Ever since the reemergence of Shane McMahon back in January, countless reports, rumors and speculation swirled around the corporate structure backstage in WWE, specifically surrounding Shane, Vince and Stephanie McMahon, and Triple H. For the most part, notions of any power struggle have largely subsided. Vince remains the ultimate decision-maker, Shane is strictly an on-screen performer with a salary that reflects it and Triple H and Stephanie are still in line to take over the business.

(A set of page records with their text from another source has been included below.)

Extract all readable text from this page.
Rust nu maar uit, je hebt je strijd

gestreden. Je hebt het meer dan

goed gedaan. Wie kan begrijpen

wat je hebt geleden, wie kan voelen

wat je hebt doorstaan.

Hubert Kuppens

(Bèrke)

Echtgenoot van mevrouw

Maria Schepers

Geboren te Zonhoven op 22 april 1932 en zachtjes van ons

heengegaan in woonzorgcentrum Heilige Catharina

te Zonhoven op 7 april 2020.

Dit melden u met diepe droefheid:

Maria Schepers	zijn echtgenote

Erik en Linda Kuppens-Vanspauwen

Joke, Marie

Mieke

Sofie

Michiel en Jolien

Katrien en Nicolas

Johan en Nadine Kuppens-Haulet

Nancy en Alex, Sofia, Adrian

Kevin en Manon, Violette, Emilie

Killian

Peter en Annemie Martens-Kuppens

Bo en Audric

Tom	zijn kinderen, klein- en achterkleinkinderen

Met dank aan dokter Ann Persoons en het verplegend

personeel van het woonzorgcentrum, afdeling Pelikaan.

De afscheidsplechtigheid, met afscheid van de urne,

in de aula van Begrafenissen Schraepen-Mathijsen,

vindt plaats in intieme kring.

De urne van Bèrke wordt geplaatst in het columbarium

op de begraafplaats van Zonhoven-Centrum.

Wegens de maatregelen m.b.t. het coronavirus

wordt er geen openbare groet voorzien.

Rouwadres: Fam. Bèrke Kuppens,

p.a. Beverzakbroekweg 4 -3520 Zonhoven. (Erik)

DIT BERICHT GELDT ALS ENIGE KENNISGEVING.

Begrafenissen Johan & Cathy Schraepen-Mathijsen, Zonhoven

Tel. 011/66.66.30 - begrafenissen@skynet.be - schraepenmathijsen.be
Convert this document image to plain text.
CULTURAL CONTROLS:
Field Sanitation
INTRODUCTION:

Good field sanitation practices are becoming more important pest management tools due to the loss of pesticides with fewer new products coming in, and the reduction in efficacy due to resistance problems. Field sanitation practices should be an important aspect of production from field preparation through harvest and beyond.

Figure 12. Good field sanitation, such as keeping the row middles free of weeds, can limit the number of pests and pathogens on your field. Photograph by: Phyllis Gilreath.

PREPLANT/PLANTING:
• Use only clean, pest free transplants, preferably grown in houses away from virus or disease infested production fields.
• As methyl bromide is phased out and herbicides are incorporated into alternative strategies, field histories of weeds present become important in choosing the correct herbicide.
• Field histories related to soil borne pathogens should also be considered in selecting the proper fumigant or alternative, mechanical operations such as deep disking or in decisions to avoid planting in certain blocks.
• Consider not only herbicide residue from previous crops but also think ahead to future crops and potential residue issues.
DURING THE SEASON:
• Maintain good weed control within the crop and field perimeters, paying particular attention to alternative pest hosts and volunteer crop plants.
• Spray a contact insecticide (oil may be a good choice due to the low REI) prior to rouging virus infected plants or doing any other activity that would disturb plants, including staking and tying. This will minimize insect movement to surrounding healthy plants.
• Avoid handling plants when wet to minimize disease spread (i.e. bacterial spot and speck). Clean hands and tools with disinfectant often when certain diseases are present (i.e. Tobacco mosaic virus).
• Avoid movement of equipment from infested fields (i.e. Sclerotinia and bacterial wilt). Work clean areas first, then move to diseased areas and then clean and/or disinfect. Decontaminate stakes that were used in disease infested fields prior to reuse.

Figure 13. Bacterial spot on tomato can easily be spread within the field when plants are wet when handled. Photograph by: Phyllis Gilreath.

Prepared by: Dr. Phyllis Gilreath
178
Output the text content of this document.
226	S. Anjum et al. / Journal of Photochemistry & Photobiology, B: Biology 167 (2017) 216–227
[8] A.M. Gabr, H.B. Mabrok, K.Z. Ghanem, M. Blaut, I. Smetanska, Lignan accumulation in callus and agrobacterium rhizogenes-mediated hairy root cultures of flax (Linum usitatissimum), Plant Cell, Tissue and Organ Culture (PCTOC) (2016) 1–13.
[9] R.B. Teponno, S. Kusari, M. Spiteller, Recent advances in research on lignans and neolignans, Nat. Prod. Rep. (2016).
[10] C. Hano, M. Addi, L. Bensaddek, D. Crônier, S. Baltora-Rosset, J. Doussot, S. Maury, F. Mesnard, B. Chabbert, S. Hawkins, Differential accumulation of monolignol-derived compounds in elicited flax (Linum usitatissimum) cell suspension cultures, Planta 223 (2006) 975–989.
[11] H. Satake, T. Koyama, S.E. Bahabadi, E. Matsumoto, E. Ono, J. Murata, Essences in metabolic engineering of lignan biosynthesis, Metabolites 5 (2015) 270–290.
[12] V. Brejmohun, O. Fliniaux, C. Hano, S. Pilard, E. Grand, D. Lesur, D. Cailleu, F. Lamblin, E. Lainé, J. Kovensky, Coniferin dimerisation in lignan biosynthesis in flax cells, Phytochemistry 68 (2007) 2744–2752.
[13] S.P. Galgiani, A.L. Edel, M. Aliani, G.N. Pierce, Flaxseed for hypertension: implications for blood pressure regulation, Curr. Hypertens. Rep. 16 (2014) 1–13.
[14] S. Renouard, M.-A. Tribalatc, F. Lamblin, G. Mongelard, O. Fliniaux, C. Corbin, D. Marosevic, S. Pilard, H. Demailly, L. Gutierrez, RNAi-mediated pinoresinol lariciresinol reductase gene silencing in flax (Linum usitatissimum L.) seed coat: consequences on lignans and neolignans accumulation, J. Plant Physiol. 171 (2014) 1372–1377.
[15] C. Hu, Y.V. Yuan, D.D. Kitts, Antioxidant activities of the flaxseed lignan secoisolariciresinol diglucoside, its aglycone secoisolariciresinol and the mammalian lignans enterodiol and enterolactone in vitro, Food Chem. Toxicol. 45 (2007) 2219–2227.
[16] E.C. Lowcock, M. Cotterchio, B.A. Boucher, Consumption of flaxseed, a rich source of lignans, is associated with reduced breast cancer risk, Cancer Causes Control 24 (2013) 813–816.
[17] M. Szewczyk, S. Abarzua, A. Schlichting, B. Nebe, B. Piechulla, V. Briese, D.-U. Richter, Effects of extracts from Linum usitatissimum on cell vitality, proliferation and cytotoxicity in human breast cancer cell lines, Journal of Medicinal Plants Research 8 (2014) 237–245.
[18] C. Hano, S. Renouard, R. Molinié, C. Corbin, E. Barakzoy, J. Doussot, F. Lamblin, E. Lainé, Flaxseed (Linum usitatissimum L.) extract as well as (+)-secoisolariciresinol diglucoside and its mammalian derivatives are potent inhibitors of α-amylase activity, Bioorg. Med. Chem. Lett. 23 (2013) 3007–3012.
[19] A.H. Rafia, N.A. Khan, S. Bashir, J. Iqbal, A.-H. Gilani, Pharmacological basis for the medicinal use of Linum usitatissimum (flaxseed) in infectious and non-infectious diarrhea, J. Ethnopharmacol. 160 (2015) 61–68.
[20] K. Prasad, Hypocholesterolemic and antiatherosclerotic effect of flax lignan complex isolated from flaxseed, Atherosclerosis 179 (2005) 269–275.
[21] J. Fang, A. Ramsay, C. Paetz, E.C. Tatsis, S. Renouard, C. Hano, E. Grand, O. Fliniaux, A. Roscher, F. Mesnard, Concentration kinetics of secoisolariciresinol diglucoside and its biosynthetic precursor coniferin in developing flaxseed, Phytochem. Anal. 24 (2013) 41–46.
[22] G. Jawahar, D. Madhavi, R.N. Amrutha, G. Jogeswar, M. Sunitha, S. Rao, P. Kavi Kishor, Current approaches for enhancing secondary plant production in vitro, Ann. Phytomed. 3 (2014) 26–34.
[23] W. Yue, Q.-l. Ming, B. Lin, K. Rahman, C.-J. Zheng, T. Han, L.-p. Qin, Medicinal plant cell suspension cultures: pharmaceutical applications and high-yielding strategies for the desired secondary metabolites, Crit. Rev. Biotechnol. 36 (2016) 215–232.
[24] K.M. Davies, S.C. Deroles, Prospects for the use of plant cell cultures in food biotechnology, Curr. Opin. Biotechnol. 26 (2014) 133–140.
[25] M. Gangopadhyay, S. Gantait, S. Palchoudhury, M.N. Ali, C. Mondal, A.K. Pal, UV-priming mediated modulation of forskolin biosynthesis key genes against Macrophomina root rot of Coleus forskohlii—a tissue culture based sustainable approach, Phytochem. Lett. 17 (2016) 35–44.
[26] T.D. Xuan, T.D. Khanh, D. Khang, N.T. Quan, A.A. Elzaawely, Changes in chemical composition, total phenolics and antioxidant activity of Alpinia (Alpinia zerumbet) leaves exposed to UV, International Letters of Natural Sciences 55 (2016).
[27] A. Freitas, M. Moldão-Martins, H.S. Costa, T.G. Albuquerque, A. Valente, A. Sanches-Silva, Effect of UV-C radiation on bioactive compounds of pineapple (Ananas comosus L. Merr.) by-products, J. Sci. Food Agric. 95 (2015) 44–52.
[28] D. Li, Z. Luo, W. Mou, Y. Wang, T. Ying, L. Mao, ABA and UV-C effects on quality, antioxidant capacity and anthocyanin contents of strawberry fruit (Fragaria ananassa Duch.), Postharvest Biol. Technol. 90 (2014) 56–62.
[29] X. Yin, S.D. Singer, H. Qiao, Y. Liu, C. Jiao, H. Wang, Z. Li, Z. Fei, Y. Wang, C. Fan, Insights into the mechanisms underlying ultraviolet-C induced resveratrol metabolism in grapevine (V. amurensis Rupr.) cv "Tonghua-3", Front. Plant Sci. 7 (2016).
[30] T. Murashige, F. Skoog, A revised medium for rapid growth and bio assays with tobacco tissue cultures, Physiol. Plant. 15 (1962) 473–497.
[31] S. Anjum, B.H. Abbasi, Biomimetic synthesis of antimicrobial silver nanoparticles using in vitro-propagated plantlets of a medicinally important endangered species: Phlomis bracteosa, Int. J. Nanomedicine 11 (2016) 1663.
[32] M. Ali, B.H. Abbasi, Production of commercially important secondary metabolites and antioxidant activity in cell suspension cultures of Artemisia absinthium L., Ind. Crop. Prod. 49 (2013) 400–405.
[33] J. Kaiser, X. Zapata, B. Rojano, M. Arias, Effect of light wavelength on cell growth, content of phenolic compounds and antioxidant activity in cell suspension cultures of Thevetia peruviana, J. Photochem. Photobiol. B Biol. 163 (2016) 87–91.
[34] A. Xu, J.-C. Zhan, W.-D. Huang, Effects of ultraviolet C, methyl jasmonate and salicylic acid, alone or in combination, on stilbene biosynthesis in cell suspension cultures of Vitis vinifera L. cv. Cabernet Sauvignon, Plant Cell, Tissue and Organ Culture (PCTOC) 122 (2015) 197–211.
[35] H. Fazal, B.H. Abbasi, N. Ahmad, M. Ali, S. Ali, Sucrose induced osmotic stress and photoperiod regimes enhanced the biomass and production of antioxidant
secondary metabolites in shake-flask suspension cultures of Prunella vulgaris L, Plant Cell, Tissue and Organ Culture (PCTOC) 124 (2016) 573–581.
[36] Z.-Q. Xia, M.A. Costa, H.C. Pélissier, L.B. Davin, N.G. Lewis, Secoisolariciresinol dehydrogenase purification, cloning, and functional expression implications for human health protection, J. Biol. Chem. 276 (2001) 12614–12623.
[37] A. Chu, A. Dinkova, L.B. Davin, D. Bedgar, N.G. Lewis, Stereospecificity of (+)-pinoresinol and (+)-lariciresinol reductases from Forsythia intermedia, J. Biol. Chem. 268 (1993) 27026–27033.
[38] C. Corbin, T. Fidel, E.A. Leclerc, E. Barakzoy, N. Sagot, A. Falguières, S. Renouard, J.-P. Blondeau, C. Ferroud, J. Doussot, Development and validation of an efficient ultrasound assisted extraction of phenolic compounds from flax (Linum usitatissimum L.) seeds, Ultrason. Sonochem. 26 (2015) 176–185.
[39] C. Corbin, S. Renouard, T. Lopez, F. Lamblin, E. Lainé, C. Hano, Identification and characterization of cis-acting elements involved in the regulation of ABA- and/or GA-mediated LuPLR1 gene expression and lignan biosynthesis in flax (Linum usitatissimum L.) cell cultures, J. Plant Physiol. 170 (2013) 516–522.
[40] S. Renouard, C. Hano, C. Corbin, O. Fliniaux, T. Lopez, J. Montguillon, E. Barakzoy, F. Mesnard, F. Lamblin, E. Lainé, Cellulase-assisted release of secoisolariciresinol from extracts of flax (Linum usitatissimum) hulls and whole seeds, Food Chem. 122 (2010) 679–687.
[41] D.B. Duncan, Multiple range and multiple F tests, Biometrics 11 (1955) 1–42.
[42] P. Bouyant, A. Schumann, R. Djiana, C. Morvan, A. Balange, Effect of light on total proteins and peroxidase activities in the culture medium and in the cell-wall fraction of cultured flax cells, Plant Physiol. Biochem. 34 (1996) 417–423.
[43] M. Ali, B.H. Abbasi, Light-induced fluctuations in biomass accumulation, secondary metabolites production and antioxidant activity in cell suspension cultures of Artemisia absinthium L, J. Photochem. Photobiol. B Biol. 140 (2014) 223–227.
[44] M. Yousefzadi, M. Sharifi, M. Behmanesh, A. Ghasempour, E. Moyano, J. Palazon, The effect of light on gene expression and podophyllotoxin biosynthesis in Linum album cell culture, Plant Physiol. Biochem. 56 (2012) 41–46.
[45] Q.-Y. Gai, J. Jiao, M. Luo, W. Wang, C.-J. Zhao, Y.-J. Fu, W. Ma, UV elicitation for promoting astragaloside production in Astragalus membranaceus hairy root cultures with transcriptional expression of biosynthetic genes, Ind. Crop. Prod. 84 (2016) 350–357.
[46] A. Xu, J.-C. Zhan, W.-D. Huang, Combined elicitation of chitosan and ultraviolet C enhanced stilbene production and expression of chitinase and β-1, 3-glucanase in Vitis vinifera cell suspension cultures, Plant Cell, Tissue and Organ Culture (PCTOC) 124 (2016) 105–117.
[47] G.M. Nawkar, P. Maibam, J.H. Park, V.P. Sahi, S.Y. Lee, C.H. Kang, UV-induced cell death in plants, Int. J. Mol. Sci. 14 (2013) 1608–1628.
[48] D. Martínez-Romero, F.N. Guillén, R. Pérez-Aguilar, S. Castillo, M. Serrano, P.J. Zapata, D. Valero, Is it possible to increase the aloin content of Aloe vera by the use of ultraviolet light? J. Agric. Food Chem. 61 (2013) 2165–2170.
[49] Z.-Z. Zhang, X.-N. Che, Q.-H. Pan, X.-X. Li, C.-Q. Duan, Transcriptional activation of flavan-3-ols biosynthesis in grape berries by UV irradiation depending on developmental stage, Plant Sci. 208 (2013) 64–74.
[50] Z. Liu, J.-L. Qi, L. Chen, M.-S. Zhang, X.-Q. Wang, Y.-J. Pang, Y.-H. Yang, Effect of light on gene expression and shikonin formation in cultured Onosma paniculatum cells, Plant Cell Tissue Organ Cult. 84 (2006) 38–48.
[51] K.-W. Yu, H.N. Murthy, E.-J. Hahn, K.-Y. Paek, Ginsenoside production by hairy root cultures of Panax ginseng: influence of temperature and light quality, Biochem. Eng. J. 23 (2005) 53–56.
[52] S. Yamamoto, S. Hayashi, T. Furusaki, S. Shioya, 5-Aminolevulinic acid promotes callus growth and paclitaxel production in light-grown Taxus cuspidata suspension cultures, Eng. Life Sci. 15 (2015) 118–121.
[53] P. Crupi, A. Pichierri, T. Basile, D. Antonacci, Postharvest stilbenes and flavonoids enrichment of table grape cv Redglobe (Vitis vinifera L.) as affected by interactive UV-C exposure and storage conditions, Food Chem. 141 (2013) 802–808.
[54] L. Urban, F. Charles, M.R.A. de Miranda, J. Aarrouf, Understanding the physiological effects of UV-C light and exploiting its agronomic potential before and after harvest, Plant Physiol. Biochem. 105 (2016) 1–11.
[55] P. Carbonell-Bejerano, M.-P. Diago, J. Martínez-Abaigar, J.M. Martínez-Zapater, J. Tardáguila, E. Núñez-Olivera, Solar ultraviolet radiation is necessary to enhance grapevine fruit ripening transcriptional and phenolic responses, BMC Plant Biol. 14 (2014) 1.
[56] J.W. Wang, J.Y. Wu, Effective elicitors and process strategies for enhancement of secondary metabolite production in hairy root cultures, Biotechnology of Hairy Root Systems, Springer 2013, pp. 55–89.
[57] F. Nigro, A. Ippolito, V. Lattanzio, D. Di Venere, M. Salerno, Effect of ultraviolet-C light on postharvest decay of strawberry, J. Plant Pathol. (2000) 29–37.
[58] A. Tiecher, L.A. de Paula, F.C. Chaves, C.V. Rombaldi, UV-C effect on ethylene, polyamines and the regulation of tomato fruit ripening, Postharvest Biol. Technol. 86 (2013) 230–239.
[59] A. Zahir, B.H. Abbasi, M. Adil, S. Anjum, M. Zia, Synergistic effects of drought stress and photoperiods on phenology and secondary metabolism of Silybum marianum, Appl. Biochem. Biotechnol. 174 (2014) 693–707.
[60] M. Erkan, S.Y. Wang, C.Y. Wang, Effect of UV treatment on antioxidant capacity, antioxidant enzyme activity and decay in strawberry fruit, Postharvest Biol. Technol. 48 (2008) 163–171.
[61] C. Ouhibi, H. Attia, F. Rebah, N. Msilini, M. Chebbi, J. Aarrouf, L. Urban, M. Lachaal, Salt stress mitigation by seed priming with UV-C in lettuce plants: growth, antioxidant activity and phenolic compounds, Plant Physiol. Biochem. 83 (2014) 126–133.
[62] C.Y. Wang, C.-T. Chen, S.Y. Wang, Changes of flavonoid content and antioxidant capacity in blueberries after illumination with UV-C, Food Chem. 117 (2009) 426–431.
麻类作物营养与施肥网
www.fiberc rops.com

All that being said, Vince and Triple H, while productively engaged in a transition period, still share different visions of what the WWE should be. That’s most evident in the brands they’re in charge of. Vince has final say over all main-roster decisions, with Triple H exercising full autonomy over NXT. Since becoming a weekly offering on the WWE Network, the company’s developmental brand displays distinct differences in how it’s presented. NXT delivers shorter promos, arguably better matches, and vastly more freedom for the announce team.
Through logical deduction, fans have envisioned that style of sports entertainment transitioning to the main roster whenever the day comes that Vince steps down and Triple H assumes control of creative. Until that day comes, however, Vince’s word is final no matter what anyone, including his son-in-law, might say. As it happens, the most recent example of their creative differences clashing came to light last Sunday at WWE’s most recent pay-per-view, Money In The Bank.
As previously noted, Roman Reigns was recently suspended for violating the WWE Talent Wellness Policy, taking him off programming for 30 days. And as the Inquisitr reported earlier this week, Vince and other WWE officials were aware of Reigns’ failed test even before Money In The Bank. Roman still defended his WWE World Heavyweight Championship against Seth Rollins, but more surprisingly, he remained in the booking of the Battleground triple threat with Rollins and Ambrose. Taking the title off of Reigns was deemed a necessity, but giving it to Ambrose was a last-minute decision, made perhaps as late as the actual day of the event.
How the title switch came about became a point of contention between Vince McMahon and Triple, according to Ringside News. Triple H was pushing for Ambrose to cash-in his Money in the Bank contract during the actual match between Reigns and Rollins. Hunter did not seem to care who Ambrose would eventually pin. The basis of his argument was to have The Lunatic Fringe beat both of the main event participants, perhaps as a seed-planter in an eventual triple threat rematch. Vince had other ideas, however.
The way things played out at Money In The Bank was Vince’s final verdict. The chairman decreed that Reigns should be pinned clean, as punishment for failing the Wellness test. With the final decision to give the belt to Ambrose made, it then was clear and apparent that he would have to pin Rollins shortly after Seth’s victory. With each passing day, it’s become more clear that making the title change was more due to the violation rather than the poor live event attendance at shows where Reigns was the headliner. It certainly helped Ambrose’s case that the shows he led were doing similar numbers to Roman’s, but the failed drug test sealed their fates.
Vince recently gave Triple H the green light in regards to promoting NXT talent to the main roster, but that doesn’t necessarily mean that Mr. McMahon will let The Game call the shots in the big leagues. Title reigns are always interesting to follow, but this one especially, as the Inquisitr recently reported that Ambrose’s could end as early as Battleground. Whether Triple H will have any say in that remains to be seen, especially with a bigger focus about to be placed on new talent as the brand extension nears.